Regardless of his position, Jeffery will have run fast and with authority up until April.

Jeffery’s declining perception, though, could be traced back before this past month. Rewind back to the beginning of his junior campaign last season. Jeffery was poised to challenge Justin Blackmon for wide receiver supremacy on Planet Wide Receiver. 

Alshon showed some of his monster ability here and there. Injuries and attitude issues rendered his season full of hit or miss.

He would have a fantastic game one day at Georgia, but in another, out with a broken hand against Clemson.

One Saturday, he leaped into the clouds and grabbed a Hail Mary pass over five Nebraska defenders. On that same day, he got ejected for punching with a smaller cornerback.

By the end of the year, Blackmon was collecting touchdowns like trading cards, while Jeffery finished sixth in SEC receiving.

Alshon Jeffery had become a moon stuck in Justin Blackmon’s orbit.

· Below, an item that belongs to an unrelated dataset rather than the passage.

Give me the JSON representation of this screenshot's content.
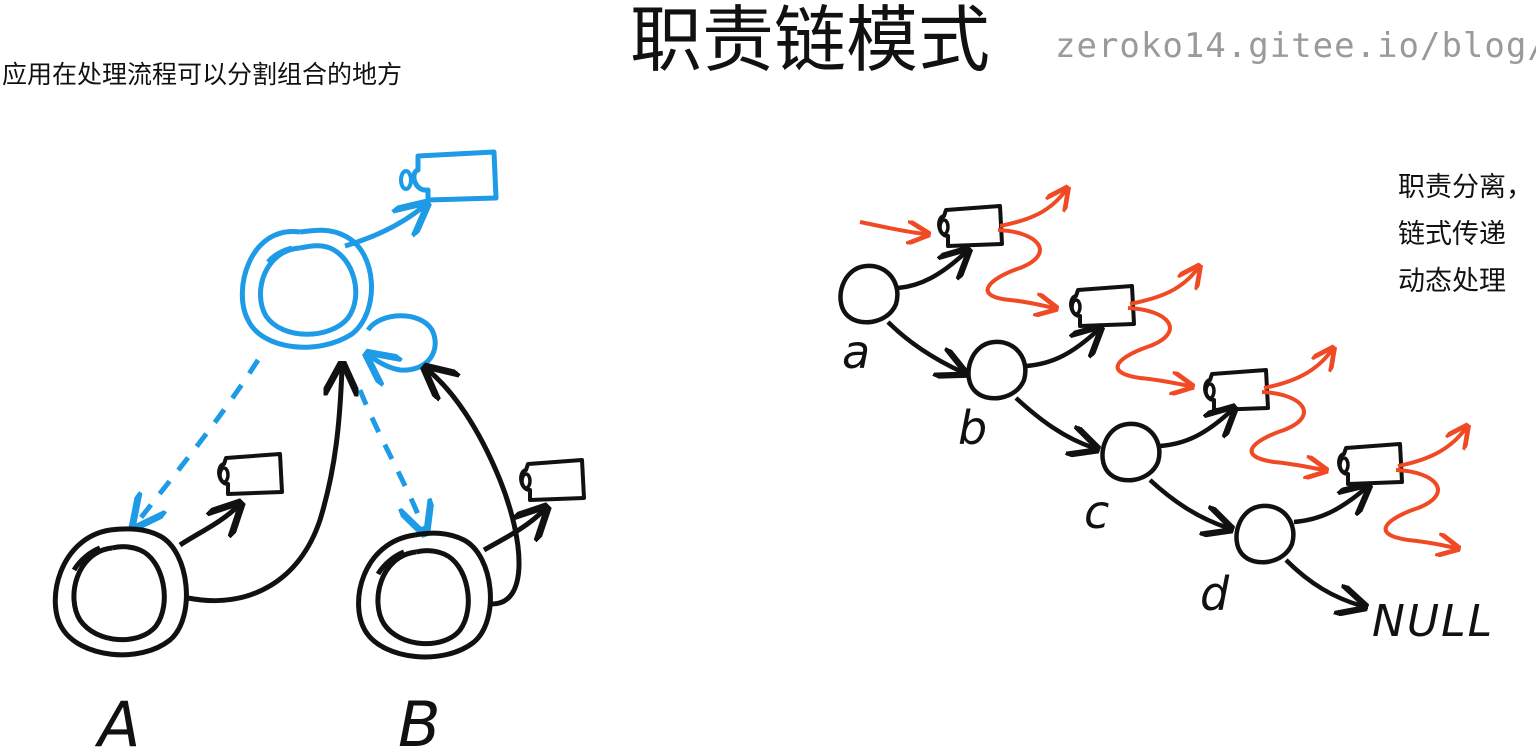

Excuses began to surface for Jeffery’s subpar play, and many of these claims have substance. He never had familiarity with his quarterback, catching balls from three different South Carolina passers in 12 games. Defense keyed on him with double teams and made inexperienced passers beat them with someone else.

The lack of production doesn’t squarely fall on Jeffery’s shoulders, but the concerns do not stop with last season’s production alone.

NFL Network’s Mike Mayock cites Jeffery’s inability to separate from defenders will be his Achilles' Heel on the next level.

Mayock spoke about Jeffery’s need for speed in Indianapolis. "Big and fast is good," Mayock noted in his conference call. "Big and slow is bad. Bottom line is, he has got to run well."

For NFL scouts, Jeffery can only take two paths from here.

He can be the next Brandon Marshall; a physical freak, a defensive focus every week and a red-zone threat every time the ball goes his way. A perennial Pro Bowler.

Or he can be Mike Williams. Their career paths have been strikingly similar so far: dazzling potential, an Illustrious college career at a school called USC and weight issues going into the NFL combine.

Williams was drafted in the first round but could not separate from opposing NFL defenders. He was out of the league in five years. Even with a recent comeback in Seattle, Williams has yet to justify his high draft selection.

Therefore, the NFL combine becomes a fork in the road for Alshon Jeffery.

The cameras will surround him once he enters the dome. The bright lights will shine when he steps onto the scale. He will be on live television when he goes up for every ball.

The doubters have stated their case. Your move, Alshon.